Die Geschichte der Naturparke in Deutschland

Wichtigster Wegbereiter der deutschen Naturparke war der Hamburger Kaufmann Dr. Alfred Toepfer. In seinem Vortrag "Naturschutzparke - eine Forderung unserer Zeit" stellte er am 6. Juni 1956 in der Friedrich-Wilhelms-Universität in Bonn ein Programm von fünfundzwanzig Naturparken (dieser Name ersetzte den vorerst benutzten Begriff „Naturschutzparke“) als Vorschlag vor. Weil die Politik das Konzept unterstützte, wurden bereits bis Ende 1964 25 neue Naturparke ausgewiesen. Mehr und mehr fanden die Naturparke Zustimmung unter Vertretern der Presse und den Besuchern. So gründete sich im Jahre 1963 der Verband Deutscher Naturparke e.V. (VDN), dessen erster Verbandspräsident Dr. Alfred Toepfer wurde.

Mit dem 1976 in Kraft getretenen Bundesnaturschutzgesetz verfügten die Naturparke daraufhin erstmalig über eine gesetzliche Grundlage, die Schutzgegenstand und Schutzzweck verbindlich vorgab. Naturparke wurden als, einheitlich zu entwickelnde und zu pflegende Gebiete, die großräumig sind, überwiegend aus Landschafts- oder Naturschutzgebieten bestehen und sich wegen ihrer landschaftlichen Voraussetzungen für die Erholung besonders eignen, definiert.

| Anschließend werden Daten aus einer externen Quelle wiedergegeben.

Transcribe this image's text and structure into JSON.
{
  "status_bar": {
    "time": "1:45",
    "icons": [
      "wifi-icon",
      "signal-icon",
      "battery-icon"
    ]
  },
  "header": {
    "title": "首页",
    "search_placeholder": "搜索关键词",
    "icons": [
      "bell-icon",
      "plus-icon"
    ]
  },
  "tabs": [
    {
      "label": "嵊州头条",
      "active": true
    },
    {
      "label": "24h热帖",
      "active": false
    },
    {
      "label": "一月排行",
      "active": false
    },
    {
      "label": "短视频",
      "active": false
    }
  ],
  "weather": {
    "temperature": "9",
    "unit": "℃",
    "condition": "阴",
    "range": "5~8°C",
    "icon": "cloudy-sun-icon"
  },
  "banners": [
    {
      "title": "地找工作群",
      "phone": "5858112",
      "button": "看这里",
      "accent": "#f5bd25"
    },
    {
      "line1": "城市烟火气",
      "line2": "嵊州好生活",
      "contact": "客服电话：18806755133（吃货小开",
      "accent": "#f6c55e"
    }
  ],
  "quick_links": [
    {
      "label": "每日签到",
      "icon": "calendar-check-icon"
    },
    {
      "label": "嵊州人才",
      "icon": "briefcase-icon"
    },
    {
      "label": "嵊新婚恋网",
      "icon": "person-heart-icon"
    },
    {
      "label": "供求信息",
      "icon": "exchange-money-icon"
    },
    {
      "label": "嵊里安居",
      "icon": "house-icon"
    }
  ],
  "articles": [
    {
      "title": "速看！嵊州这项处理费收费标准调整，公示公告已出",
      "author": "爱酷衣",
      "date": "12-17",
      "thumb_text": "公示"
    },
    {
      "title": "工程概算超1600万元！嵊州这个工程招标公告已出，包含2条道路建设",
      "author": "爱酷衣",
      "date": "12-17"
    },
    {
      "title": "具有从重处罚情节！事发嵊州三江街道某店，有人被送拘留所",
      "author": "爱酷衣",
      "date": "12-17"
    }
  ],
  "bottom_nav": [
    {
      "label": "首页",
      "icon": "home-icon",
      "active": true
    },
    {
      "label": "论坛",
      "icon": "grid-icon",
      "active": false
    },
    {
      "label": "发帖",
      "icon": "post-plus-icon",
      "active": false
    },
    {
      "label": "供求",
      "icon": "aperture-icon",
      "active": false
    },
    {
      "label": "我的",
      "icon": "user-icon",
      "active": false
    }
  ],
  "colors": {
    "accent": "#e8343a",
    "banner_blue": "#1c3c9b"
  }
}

Vor der Wiedervereinigung Deutschlands 1990 war die Zahl der Naturparke mit 64 viele Jahre lang konstant. Die Wiedervereinigung brachte wiederum neue Impulse für die Entwicklung der Naturparke in Deutschland. Eine Gruppe um Prof. Dr. Michael Succow entwickelte mit dem Nationalparkprogramm kurz zuvor ein System von Großschutzgebieten (Nationalparke, Biosphärenreservate, Naturparke) das noch in der DDR umgesetzt wurde. 14 Gebiete wurden daraufhin in den Einigungsvertrag BRD-DDR übernommen. Die Naturparke der neuen Bundesländer hatten im Vergleich zu den bereits bestehenden westdeutschen Naturparken ein breiteres Aufgabenspektrum. Ziele wie wirtschaftliche Entwicklung, Regionalvermarktung und Umweltbildung wurden in diesem Sinne nach der Vereinigung verstärkt in die Rechtsgrundlagen aller Naturparke aufgenommen.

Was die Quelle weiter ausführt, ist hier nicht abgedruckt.